Wednesday, April 3, 2013

Di Canio turns up the contrast at Sunderland

In appointing Paolo Di Canio as Sunderland manager, owner Ellis Short not only fell victim to the “Contrast Theory” but has actively embraced it. 

The theory is simple, and has its origins in time immemorial.  When replacing an underperforming manager, simply make your next selection his polar opposite: freewheelers replace tacticians.  Teachers replace “player’s coaches”; experience dismissed for youth that presages change e’er longed-for.

This contrast doesn’t get much more pronounced than this week’s changeover at the helm of the Black Cats.  Martin O’Neill – dear, staid, true, predictable and downtrodden Martin O’Neill – is gone, replaced by the fiery Di Canio.  For much of the season the Mackems have appeared short of ideas: O’Neill has been chief among the bewildered as his tried-and-tested methods shuffled his emotionless team towards relegation.

After an initial dead-cat bounce, the old coaching methods that O’Neill had employed with success over two decades with Wycombe, Leicester City, Celtic and Aston Villa proved ineffectual at Sunderland.  As his men became almost entirely inoffensive, O’Neill appeared a forlorn man adhering to tactics well past their sell-by date: defenders stop the ball, forwards shoot it and midfielders move the ball between the two as efficiently as possible. 

This theory still holds water – just, and if you squint – but, in practicality, is often exposed by the more fluid systems now en vogue throughout the EPL.

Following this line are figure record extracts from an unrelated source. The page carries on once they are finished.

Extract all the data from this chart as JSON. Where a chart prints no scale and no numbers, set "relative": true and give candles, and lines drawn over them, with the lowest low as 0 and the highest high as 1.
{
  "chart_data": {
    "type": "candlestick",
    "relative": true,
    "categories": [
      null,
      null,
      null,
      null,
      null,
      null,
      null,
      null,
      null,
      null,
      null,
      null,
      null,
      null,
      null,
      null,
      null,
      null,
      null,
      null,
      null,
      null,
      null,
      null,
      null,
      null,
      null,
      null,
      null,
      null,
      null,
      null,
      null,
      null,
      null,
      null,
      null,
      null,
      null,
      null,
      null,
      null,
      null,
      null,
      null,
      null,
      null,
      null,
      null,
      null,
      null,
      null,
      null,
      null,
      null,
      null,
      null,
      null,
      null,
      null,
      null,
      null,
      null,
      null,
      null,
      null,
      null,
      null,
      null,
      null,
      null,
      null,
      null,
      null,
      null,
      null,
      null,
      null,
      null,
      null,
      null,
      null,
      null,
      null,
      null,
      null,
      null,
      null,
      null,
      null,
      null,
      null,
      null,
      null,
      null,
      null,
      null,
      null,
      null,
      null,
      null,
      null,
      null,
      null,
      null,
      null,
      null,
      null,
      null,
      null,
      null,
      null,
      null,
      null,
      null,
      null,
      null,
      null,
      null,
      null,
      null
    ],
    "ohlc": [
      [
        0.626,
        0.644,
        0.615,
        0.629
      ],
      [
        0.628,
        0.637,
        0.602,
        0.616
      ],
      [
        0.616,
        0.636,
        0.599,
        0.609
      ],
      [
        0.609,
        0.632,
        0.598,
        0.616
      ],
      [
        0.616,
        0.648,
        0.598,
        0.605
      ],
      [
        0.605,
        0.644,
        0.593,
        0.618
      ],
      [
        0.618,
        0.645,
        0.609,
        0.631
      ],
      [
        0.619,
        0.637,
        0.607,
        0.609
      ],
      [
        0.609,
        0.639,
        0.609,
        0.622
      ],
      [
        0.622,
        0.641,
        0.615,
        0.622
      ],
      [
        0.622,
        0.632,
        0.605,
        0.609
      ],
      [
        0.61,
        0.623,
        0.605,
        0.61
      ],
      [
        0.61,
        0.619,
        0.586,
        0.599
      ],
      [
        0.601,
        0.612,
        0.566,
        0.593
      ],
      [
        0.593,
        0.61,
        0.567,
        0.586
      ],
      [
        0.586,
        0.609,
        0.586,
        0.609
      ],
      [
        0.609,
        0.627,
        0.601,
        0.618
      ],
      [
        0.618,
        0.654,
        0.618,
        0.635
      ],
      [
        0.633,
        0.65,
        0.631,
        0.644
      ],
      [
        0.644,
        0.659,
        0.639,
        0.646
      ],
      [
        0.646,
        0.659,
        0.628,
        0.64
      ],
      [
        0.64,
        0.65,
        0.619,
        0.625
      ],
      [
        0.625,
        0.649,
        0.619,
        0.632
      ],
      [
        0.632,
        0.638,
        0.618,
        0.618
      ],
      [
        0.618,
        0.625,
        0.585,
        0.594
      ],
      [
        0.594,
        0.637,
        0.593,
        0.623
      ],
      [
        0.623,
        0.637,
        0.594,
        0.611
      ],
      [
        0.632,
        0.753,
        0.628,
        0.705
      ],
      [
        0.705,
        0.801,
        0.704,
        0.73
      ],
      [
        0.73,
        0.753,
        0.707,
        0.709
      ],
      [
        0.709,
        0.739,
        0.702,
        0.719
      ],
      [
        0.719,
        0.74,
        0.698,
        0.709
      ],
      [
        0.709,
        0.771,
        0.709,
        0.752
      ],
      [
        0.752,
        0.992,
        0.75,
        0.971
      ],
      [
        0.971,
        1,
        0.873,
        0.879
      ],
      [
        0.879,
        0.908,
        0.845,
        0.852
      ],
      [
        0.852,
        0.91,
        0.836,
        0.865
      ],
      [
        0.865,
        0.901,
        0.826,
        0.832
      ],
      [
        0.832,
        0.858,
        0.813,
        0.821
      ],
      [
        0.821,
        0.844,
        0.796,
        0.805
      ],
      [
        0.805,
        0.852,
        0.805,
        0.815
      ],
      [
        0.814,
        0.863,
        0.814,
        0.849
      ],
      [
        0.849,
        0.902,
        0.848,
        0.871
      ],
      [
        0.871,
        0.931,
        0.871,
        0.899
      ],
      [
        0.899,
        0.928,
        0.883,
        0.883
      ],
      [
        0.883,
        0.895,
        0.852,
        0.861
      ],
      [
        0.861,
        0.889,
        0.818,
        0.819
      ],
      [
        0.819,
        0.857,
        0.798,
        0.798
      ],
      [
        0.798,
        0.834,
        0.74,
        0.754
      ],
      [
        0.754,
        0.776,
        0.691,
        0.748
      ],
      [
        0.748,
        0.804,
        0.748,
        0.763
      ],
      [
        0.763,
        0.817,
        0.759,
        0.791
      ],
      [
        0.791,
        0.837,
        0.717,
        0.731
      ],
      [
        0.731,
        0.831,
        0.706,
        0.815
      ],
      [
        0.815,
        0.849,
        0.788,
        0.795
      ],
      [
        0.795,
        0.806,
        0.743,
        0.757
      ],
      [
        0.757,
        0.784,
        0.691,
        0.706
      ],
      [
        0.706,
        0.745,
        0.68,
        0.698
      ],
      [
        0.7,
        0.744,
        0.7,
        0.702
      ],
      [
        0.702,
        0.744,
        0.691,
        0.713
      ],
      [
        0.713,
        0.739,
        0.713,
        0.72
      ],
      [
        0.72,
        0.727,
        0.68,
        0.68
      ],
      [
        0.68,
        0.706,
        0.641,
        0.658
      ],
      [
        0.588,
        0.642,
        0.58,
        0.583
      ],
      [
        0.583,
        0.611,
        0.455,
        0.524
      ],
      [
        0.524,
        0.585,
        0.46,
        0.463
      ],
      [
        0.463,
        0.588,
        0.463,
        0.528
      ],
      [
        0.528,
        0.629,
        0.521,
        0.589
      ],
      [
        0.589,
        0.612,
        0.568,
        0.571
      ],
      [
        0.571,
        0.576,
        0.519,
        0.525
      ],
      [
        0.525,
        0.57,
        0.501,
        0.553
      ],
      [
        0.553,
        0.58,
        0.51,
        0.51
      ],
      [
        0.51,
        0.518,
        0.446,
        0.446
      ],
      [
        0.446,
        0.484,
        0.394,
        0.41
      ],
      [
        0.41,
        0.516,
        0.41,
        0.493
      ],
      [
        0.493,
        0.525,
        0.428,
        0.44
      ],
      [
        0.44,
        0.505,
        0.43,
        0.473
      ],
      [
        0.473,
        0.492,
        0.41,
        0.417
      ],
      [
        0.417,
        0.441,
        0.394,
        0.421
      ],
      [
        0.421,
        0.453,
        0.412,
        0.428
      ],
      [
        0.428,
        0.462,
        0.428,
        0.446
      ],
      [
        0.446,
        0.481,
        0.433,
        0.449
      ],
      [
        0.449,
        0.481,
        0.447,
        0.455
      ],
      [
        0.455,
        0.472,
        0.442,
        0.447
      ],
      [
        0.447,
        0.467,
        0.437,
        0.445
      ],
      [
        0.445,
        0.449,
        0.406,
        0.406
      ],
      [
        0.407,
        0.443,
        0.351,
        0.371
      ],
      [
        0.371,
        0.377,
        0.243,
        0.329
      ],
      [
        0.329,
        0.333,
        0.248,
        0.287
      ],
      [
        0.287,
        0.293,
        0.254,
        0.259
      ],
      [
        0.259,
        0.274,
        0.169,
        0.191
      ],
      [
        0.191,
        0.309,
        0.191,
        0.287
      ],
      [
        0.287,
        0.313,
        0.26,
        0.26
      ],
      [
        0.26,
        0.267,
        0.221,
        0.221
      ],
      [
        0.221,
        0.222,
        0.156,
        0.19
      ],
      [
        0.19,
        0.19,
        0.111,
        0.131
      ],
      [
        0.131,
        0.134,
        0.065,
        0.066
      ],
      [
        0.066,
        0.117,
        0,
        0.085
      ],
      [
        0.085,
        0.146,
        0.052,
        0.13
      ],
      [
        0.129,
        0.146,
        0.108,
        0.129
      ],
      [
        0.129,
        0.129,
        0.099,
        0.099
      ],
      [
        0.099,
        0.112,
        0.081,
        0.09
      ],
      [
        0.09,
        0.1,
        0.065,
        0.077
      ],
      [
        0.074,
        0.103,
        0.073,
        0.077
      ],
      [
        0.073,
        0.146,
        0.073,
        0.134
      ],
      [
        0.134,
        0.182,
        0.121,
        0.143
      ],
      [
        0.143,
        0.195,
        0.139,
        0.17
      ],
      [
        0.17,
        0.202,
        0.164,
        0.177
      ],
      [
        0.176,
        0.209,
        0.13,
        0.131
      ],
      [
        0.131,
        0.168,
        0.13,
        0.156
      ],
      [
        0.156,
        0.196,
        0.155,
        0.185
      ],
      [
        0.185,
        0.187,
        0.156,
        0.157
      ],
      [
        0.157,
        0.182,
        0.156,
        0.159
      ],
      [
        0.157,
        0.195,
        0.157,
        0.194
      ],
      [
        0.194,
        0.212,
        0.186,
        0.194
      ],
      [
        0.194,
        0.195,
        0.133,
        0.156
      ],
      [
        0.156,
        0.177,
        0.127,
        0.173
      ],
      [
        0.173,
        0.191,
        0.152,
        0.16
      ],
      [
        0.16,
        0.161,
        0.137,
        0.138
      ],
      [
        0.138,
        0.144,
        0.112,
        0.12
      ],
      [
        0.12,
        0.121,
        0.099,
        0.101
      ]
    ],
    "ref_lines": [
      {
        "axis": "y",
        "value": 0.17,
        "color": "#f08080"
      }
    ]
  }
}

Di Canio is everything that Martin O’Neill was not.  He favours a remarkably fit team of young, hungry players.  Although he often played 4-4-2 at Swindon Town, he enjoyed the most success after shifting to an unorthodox formation.  He is flexible, young and hungry: three traits which hardly described O’Neill’s Wearside tenure.

He is also unflinchingly controversial, although references to his political beliefs may be somewhat overstated.

However, whether Di Canio’s furious affect will work in the Premiership is still up for debate - the spectacular fallout from another talent of the nineties, Paul Ince, after moving from League One to the top flight ended amidst a flurry of self-styled “Guv’nor” tactics which endeared him to neither his players, nor his employers.

Ellis Short has gambled that a controversial extrovert will be more effective in dodging relegation than persevering with a man who patently enjoyed only middling success.  O’Neill was an appointment tailored specifically to the situation in which Sunderland found themselves seventeen months past; Di Canio is a man chosen directly to address this predicament with this playing group.  How that dressing-shed cadre responds is now, quite literally, the £64 million question.